Há atores franceses de quem não perco um filme, tão superlativas me parecem sempre as suas interpretações. No caso feminino isso acontece com Sabine Azéma, cuja gestualidade expressiva torna fascinante cada uma das suas interpretações, porque sente-se ir muito além do especificado nas indicações do realizador.
No caso masculino essa admiração vai para Fabrice Luchini cuja dicção do texto é exemplar e quase sempre assume desempenhos, que muito devem à melhor literatura. Como acontece neste filme de Anne Fontaine.
Ele desempenha o papel de Martin Joubert, um homem de meia idade, que voltou para a Normandia há sete anos para tomar conta da padaria paterna. Para trás ficaram doze anos de atividade editorial numa casa parisiense onde passava os dias a ler teses universitárias.

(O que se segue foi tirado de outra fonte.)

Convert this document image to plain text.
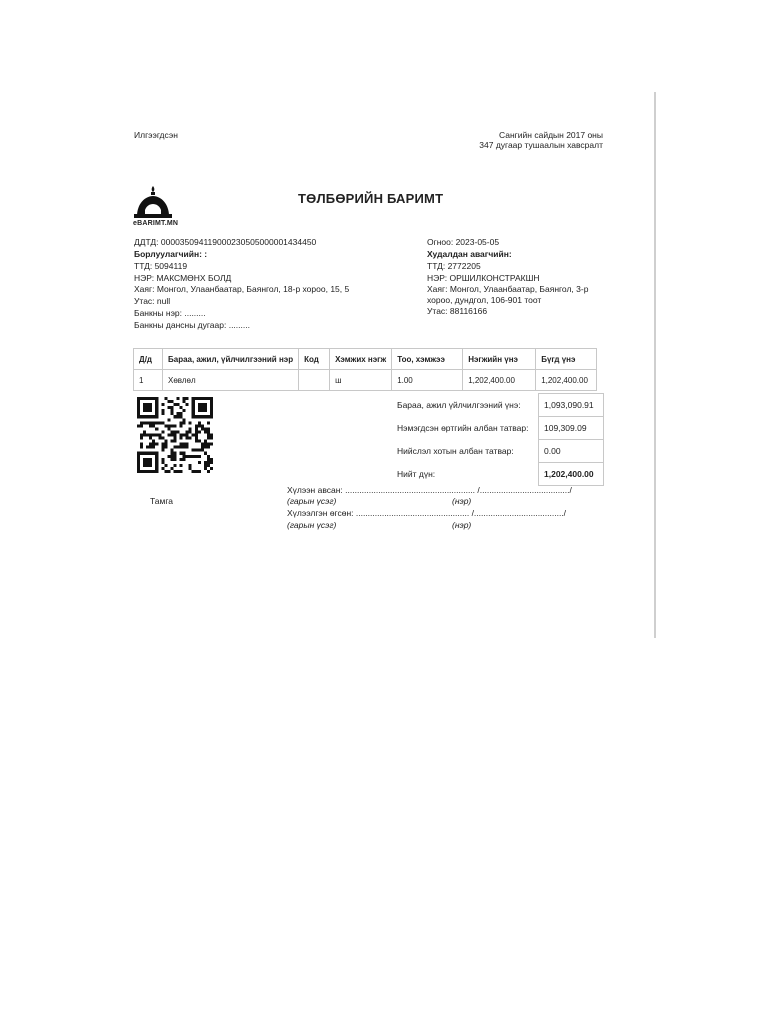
Илгээгдсэн	Сангийн сайдын 2017 оны
347 дугаар тушаалын хавсралт
eBARIMT.MN
ТӨЛБӨРИЙН БАРИМТ
ДДТД: 000035094119000230505000001434450
Борлуулагчийн: :
ТТД: 5094119
НЭР: МАКСМӨНХ БОЛД
Хаяг: Монгол, Улаанбаатар, Баянгол, 18-р хороо, 15, 5
Утас: null
Банкны нэр: .........
Банкны дансны дугаар: .........
Огноо: 2023-05-05
Худалдан авагчийн:
ТТД: 2772205
НЭР: ОРШИЛКОНСТРАКШН
Хаяг: Монгол, Улаанбаатар, Баянгол, 3-р
хороо, дундгол, 106-901 тоот
Утас: 88116166
Д/д	Бараа, ажил, үйлчилгээний нэр	Код	Хэмжих нэгж	Тоо, хэмжээ	Нэгжийн үнэ	Бүгд үнэ
1	Хөвлөл		ш	1.00	1,202,400.00	1,202,400.00
Бараа, ажил үйлчилгээний үнэ:	1,093,090.91
Нэмэгдсэн өртгийн албан татвар:	109,309.09
Нийслэл хотын албан татвар:	0.00
Нийт дүн:	1,202,400.00
Тамга
Хүлээн авсан: ....................................................... /....................................../
(гарын үсэг)	(нэр)
Хүлээлгэн өгсөн: ................................................ /....................................../
(гарын үсэг)	(нэр)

Está mais feliz agora do que quando se sujeitava ao ritmo frenético da capital? Não tanto, porque sofre de uma aguda tendência para ver a realidade pelos arquétipos literários dos seus romances preferidos. De entre eles figura «Madame Bovary», que lera aos 16 anos e nunca mais lhe permitira esquecer essa mulher que se aborrecia. Ademais, fora na Normandia, que Flaubert escrevera o conhecido romance.
A excitação ainda se torna maior quando ganha um casal inglês como novos vizinhos. Ele chama-se Charles, ela é Gemma, mas o apelido, em si, tira-lhe quaisquer dúvidas quanto a não se tratar de mera coincidência: Bovery.
A pintora inglesa é uma mulher fascinante, em quem Martin deteta a mesma incomodidade com a banalidade dos dias já conhecida em Emma Bovary. Não se surpreende, pois que, na sequência de um acidente alérgico com uma abelha a veja aproximar-se afetivamente do jovem Hervé de Bressigny, que a socorrera, e vive no castelo da aldeia para onde viera preparar os seus exames de Direito. A paixão súbita de ambos torna-se quase incontrolável, levando Gemma a correr grandes riscos para que Charles lhe não descubra o adultério.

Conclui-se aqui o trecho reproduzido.